1曲目「Beyond」からドールの機敏なドラミング(奏法的にはLudwig AfonsoやHenry Coleあたりに通じるものがある)がよく目立つ曲作りとなっていて、実にいい塩梅。それはラテンタッチな曲調の2曲目「Abie」も同様で、私としてはもうそれだけでも嬉しくなってしまうのだが、トリオとしての演奏もアドリブを少なめにしてコンパクトに纏めていながらも、コーエンをメインに各人の上手さは存分に堪能できるおかげで、どの曲をとっても最高にいい感じで楽しむことができる。中にはクラシカルな曲調もあったりするけれど、そういうものであってもリズムが強調されていて、単なるリリカルな演奏には終わっていないし、過去作品でくどく感じていた中東色が排除されているのも私の好みと合致している。楽曲は11曲目の「Smile」以外は非4ビート曲で統一されていて、6曲目「From Darkness」(この曲のみエレベを弾いている)等はテクニカル・フュージョン的な要素も強いので、オーソドックスなジャズしか聴かない人は違和感を感じるかもしれないけれど、三者が同じベクトルに向かいながらの、ピアノトリオとして非常に纏まりがよく、なおかつ完成度の高い演奏には完全にやられてしまった。全体的に落ち着いた雰囲気が漂っているものの、動と静のバランスもバッチリだね。

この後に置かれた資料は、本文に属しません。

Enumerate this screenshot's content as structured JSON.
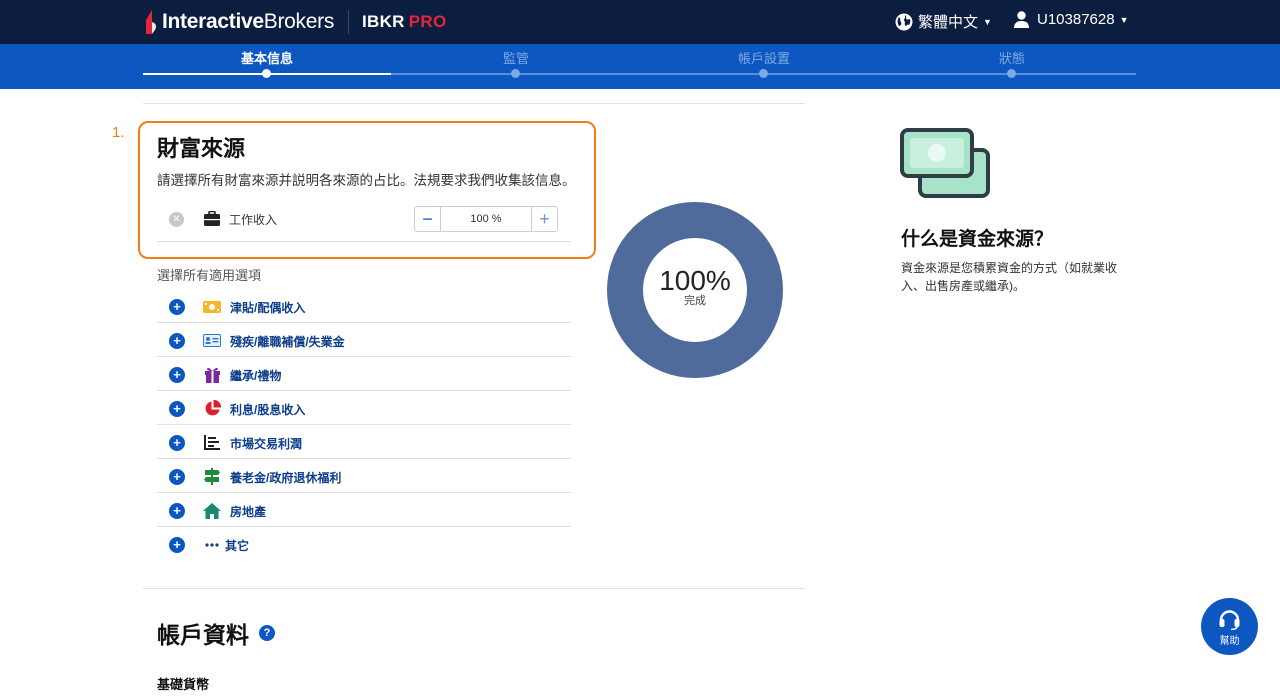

コーエンのリーダー作は当たり外れが多いのだが、本作は大当たり。欲を言えばトータルの演奏時間が41分とLP並に短いので、もう1~2曲追加するか、あるいは曲ごとの演奏時間がもう少し長くてもよかったような気もするけれど、演奏がとにかく素晴らしいのに加えて、録音も超優秀(各楽器の音質、音像、音場感共に申し分なし)なのだから、そんなことはどうでもよくなった。まだ10ヶ月残っているけど、今年のベスト10入りは確実だろうし、最優秀録音盤もこれに決まりかもしれない。